We had a crash on a switch supporting the vCenter service.
We are intervening.
Update(s):
Date: 2012-05-31 11:53:12 UTC All the vShield Manager are operational.
Date: 2012-05-29 19:59:52 UTC All the infrastructures are operational.
There are still some unavailabilities of vShield Manager which will be fixed during the night.
Date: 2012-05-29 17:46:18 UTC The majority of the infrastructures are now operational.
We are continuing the maintenance.
Date: 2012-05-29 17:45:20 UTC We isolated this switch with the FEX 105 which was having a problem.
The switch does not crash only with this FEX.
We try to remount the 4 other FEX which were intially plugged on.
Date: 2012-05-29 17:43:49 UTC We have connected the FEX only from one side. This made the concerned switch crash.
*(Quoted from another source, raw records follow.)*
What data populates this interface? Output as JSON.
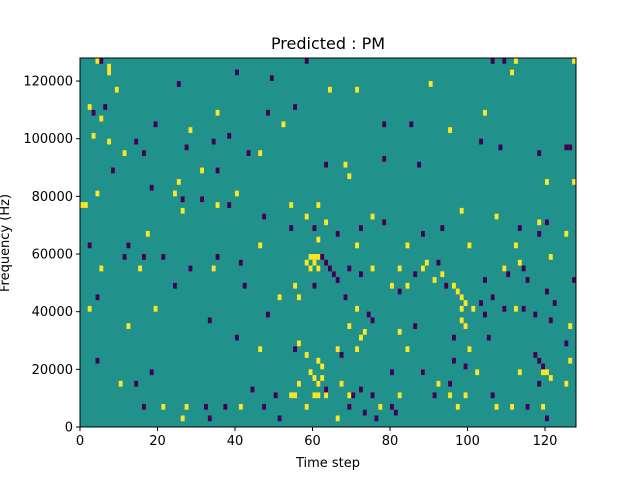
{
  "chart_data": {
    "type": "heatmap",
    "title": "Predicted : PM",
    "xlabel": "Time step",
    "ylabel": "Frequency (Hz)",
    "xlim": [
      0,
      128
    ],
    "ylim": [
      0,
      128000
    ],
    "x_ticks": [
      0,
      20,
      40,
      60,
      80,
      100,
      120
    ],
    "y_ticks": [
      0,
      20000,
      40000,
      60000,
      80000,
      100000,
      120000
    ],
    "grid": false,
    "colors": {
      "background": "#21918c",
      "high": "#fde725",
      "low": "#440154"
    },
    "high_cells": [
      [
        4,
        126000
      ],
      [
        7,
        124000
      ],
      [
        7,
        122000
      ],
      [
        9,
        116000
      ],
      [
        2,
        110000
      ],
      [
        5,
        106000
      ],
      [
        3,
        100000
      ],
      [
        28,
        102000
      ],
      [
        7,
        98000
      ],
      [
        11,
        94000
      ],
      [
        46,
        94000
      ],
      [
        52,
        104000
      ],
      [
        35,
        108000
      ],
      [
        64,
        116000
      ],
      [
        71,
        116000
      ],
      [
        95,
        102000
      ],
      [
        90,
        118000
      ],
      [
        104,
        108000
      ],
      [
        111,
        122000
      ],
      [
        112,
        126000
      ],
      [
        127,
        126000
      ],
      [
        120,
        84000
      ],
      [
        127,
        84000
      ],
      [
        31,
        88000
      ],
      [
        68,
        90000
      ],
      [
        69,
        86000
      ],
      [
        25,
        84000
      ],
      [
        4,
        80000
      ],
      [
        24,
        80000
      ],
      [
        40,
        80000
      ],
      [
        0,
        76000
      ],
      [
        1,
        76000
      ],
      [
        26,
        74000
      ],
      [
        35,
        76000
      ],
      [
        54,
        76000
      ],
      [
        61,
        76000
      ],
      [
        58,
        72000
      ],
      [
        63,
        70000
      ],
      [
        75,
        72000
      ],
      [
        98,
        74000
      ],
      [
        107,
        72000
      ],
      [
        118,
        70000
      ],
      [
        125,
        66000
      ],
      [
        17,
        66000
      ],
      [
        61,
        64000
      ],
      [
        46,
        62000
      ],
      [
        71,
        62000
      ],
      [
        84,
        62000
      ],
      [
        100,
        62000
      ],
      [
        112,
        62000
      ],
      [
        59,
        58000
      ],
      [
        60,
        58000
      ],
      [
        61,
        58000
      ],
      [
        58,
        56000
      ],
      [
        60,
        56000
      ],
      [
        59,
        54000
      ],
      [
        61,
        54000
      ],
      [
        5,
        54000
      ],
      [
        15,
        54000
      ],
      [
        34,
        54000
      ],
      [
        88,
        54000
      ],
      [
        89,
        56000
      ],
      [
        82,
        54000
      ],
      [
        75,
        54000
      ],
      [
        109,
        54000
      ],
      [
        113,
        56000
      ],
      [
        121,
        58000
      ],
      [
        91,
        50000
      ],
      [
        80,
        48000
      ],
      [
        84,
        48000
      ],
      [
        93,
        52000
      ],
      [
        55,
        48000
      ],
      [
        51,
        44000
      ],
      [
        56,
        44000
      ],
      [
        96,
        48000
      ],
      [
        97,
        46000
      ],
      [
        98,
        44000
      ],
      [
        99,
        42000
      ],
      [
        98,
        40000
      ],
      [
        2,
        40000
      ],
      [
        19,
        40000
      ],
      [
        71,
        40000
      ],
      [
        101,
        40000
      ],
      [
        112,
        40000
      ],
      [
        98,
        36000
      ],
      [
        99,
        34000
      ],
      [
        126,
        34000
      ],
      [
        12,
        34000
      ],
      [
        69,
        34000
      ],
      [
        73,
        32000
      ],
      [
        82,
        32000
      ],
      [
        72,
        30000
      ],
      [
        56,
        28000
      ],
      [
        71,
        26000
      ],
      [
        58,
        24000
      ],
      [
        46,
        26000
      ],
      [
        84,
        26000
      ],
      [
        100,
        26000
      ],
      [
        66,
        26000
      ],
      [
        126,
        22000
      ],
      [
        61,
        22000
      ],
      [
        62,
        20000
      ],
      [
        59,
        18000
      ],
      [
        88,
        18000
      ],
      [
        102,
        18000
      ],
      [
        119,
        18000
      ],
      [
        120,
        18000
      ],
      [
        113,
        18000
      ],
      [
        121,
        16000
      ],
      [
        60,
        16000
      ],
      [
        62,
        16000
      ],
      [
        10,
        14000
      ],
      [
        56,
        14000
      ],
      [
        61,
        14000
      ],
      [
        67,
        14000
      ],
      [
        92,
        14000
      ],
      [
        125,
        14000
      ],
      [
        54,
        10000
      ],
      [
        55,
        10000
      ],
      [
        60,
        10000
      ],
      [
        61,
        10000
      ],
      [
        63,
        10000
      ],
      [
        69,
        10000
      ],
      [
        82,
        10000
      ],
      [
        95,
        10000
      ],
      [
        99,
        10000
      ],
      [
        27,
        6000
      ],
      [
        21,
        6000
      ],
      [
        41,
        6000
      ],
      [
        58,
        6000
      ],
      [
        107,
        6000
      ],
      [
        111,
        6000
      ],
      [
        119,
        6000
      ],
      [
        66,
        2000
      ],
      [
        26,
        2000
      ],
      [
        97,
        6000
      ],
      [
        77,
        6000
      ]
    ],
    "low_cells": [
      [
        5,
        126000
      ],
      [
        58,
        126000
      ],
      [
        106,
        126000
      ],
      [
        109,
        126000
      ],
      [
        40,
        122000
      ],
      [
        25,
        118000
      ],
      [
        49,
        120000
      ],
      [
        48,
        108000
      ],
      [
        55,
        110000
      ],
      [
        3,
        108000
      ],
      [
        6,
        110000
      ],
      [
        78,
        104000
      ],
      [
        85,
        104000
      ],
      [
        103,
        98000
      ],
      [
        19,
        104000
      ],
      [
        14,
        98000
      ],
      [
        16,
        94000
      ],
      [
        34,
        98000
      ],
      [
        38,
        100000
      ],
      [
        27,
        96000
      ],
      [
        43,
        94000
      ],
      [
        63,
        90000
      ],
      [
        78,
        92000
      ],
      [
        87,
        90000
      ],
      [
        118,
        94000
      ],
      [
        125,
        96000
      ],
      [
        126,
        96000
      ],
      [
        8,
        88000
      ],
      [
        35,
        88000
      ],
      [
        108,
        96000
      ],
      [
        18,
        82000
      ],
      [
        26,
        78000
      ],
      [
        31,
        78000
      ],
      [
        38,
        76000
      ],
      [
        47,
        72000
      ],
      [
        54,
        68000
      ],
      [
        60,
        68000
      ],
      [
        66,
        66000
      ],
      [
        72,
        68000
      ],
      [
        78,
        70000
      ],
      [
        88,
        66000
      ],
      [
        93,
        68000
      ],
      [
        113,
        68000
      ],
      [
        118,
        66000
      ],
      [
        120,
        70000
      ],
      [
        2,
        62000
      ],
      [
        11,
        58000
      ],
      [
        12,
        62000
      ],
      [
        16,
        58000
      ],
      [
        21,
        58000
      ],
      [
        28,
        54000
      ],
      [
        35,
        58000
      ],
      [
        41,
        56000
      ],
      [
        62,
        58000
      ],
      [
        63,
        56000
      ],
      [
        64,
        54000
      ],
      [
        65,
        52000
      ],
      [
        66,
        50000
      ],
      [
        69,
        54000
      ],
      [
        72,
        52000
      ],
      [
        86,
        52000
      ],
      [
        92,
        56000
      ],
      [
        104,
        50000
      ],
      [
        110,
        52000
      ],
      [
        114,
        54000
      ],
      [
        115,
        50000
      ],
      [
        120,
        46000
      ],
      [
        122,
        42000
      ],
      [
        127,
        50000
      ],
      [
        4,
        44000
      ],
      [
        24,
        48000
      ],
      [
        42,
        48000
      ],
      [
        60,
        48000
      ],
      [
        68,
        44000
      ],
      [
        82,
        46000
      ],
      [
        94,
        48000
      ],
      [
        103,
        42000
      ],
      [
        104,
        38000
      ],
      [
        106,
        44000
      ],
      [
        109,
        40000
      ],
      [
        114,
        40000
      ],
      [
        117,
        38000
      ],
      [
        121,
        36000
      ],
      [
        33,
        36000
      ],
      [
        48,
        38000
      ],
      [
        40,
        30000
      ],
      [
        74,
        38000
      ],
      [
        75,
        36000
      ],
      [
        86,
        34000
      ],
      [
        96,
        30000
      ],
      [
        105,
        30000
      ],
      [
        117,
        24000
      ],
      [
        125,
        28000
      ],
      [
        118,
        22000
      ],
      [
        119,
        20000
      ],
      [
        118,
        14000
      ],
      [
        96,
        22000
      ],
      [
        99,
        20000
      ],
      [
        80,
        18000
      ],
      [
        67,
        24000
      ],
      [
        55,
        26000
      ],
      [
        18,
        18000
      ],
      [
        14,
        14000
      ],
      [
        4,
        22000
      ],
      [
        91,
        10000
      ],
      [
        95,
        14000
      ],
      [
        88,
        18000
      ],
      [
        44,
        12000
      ],
      [
        50,
        10000
      ],
      [
        70,
        10000
      ],
      [
        75,
        10000
      ],
      [
        63,
        12000
      ],
      [
        72,
        12000
      ],
      [
        32,
        6000
      ],
      [
        37,
        6000
      ],
      [
        16,
        6000
      ],
      [
        47,
        6000
      ],
      [
        73,
        4000
      ],
      [
        76,
        2000
      ],
      [
        80,
        6000
      ],
      [
        81,
        4000
      ],
      [
        69,
        6000
      ],
      [
        106,
        10000
      ],
      [
        115,
        6000
      ],
      [
        120,
        2000
      ],
      [
        33,
        2000
      ],
      [
        51,
        2000
      ]
    ]
  }
}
The switching continues from the other side.
The core dumps were got back and escalated to the developers in Cisco.
------------------
2012 May 29 16:33:05 pcc-30a-n5 %SYSMGR-2-SERVICE_CRASHED: Service \"fwm\" (PID 3166) hasn't caught signal 6 (core will be saved).
Broadcast message from root (console) (Tue May 29 16:33:18 2012):
The system is going down for reboot NOW!
------------------
Date: 2012-05-29 17:42:25 UTC We are connecting the new FEX.
Date: 2012-05-29 13:43:38 UTC the 2 switches crashed again. We identified the damaged FEX. We are replacing it.
Date: 2012-05-29 13:02:20 UTC The vCenter services are up at 95%. We restart the last services which pose a problem.
Date: 2012-05-29 13:01:26 UTC We are searching for the origin of the crash with the manufacturer.
Date: 2012-05-29 12:29:43 UTC Reason: Reset triggered due to HA policy of Reset
Date: 2012-05-29 12:29:34 UTC We checked the connectivity of each of the hosts which are running the vCenter services.
Date: 2012-05-29 12:28:57 UTC We had also a crash of one of the 2 switches. The other ensured the redondance.
--------------
2012 May 29 13:31:36 pcc-30b-n5 %SYSMGR-2-SERVICE_CRASHED: Service \"fwm\" (PID 3163) hasn't caught signal 6 (core will be saved).
Broadcast message from root (console) (Tue May 29 13:31:50 2012):
The system is going down for reboot NOW!
--------------
Date: 2012-05-29 12:24:40 UTC The 2 switched in dual-home supporting the vCenter service crashed one after the other :
pcc-30a-n5:
-------------
2012 May 29 13:04:12 pcc-30b-n5 %SYSMGR-2-SERVICE_CRASHED: Service \"fwm\" (PID 3277) hasn't caught signal 6 (core will be saved).
Broadcast message from root (console) (Tue May 29 13:04:25 2012):
The system is going down for reboot NOW!
--------------
pcc-30a-n5:
-------------
2012 May 29 13:04:30 pcc-30a-n5 %VPC-2-PEER_KEEP_ALIVE_RECV_FAIL: In domain 30, VPC peer keep-alive receive has failed
2012 May 29 13:05:01 pcc-30a-n5 %SYSMGR-2-SERVICE_CRASHED: Service \"fwm\" (PID 3284) hasn't caught signal 6 (core will be saved).
Broadcast message from root (console) (Tue May 29 13:05:13 2012):
The system is going down for reboot NOW!
-------------
The switches are back.
We launch a check-up in the vCenter service infrastructure.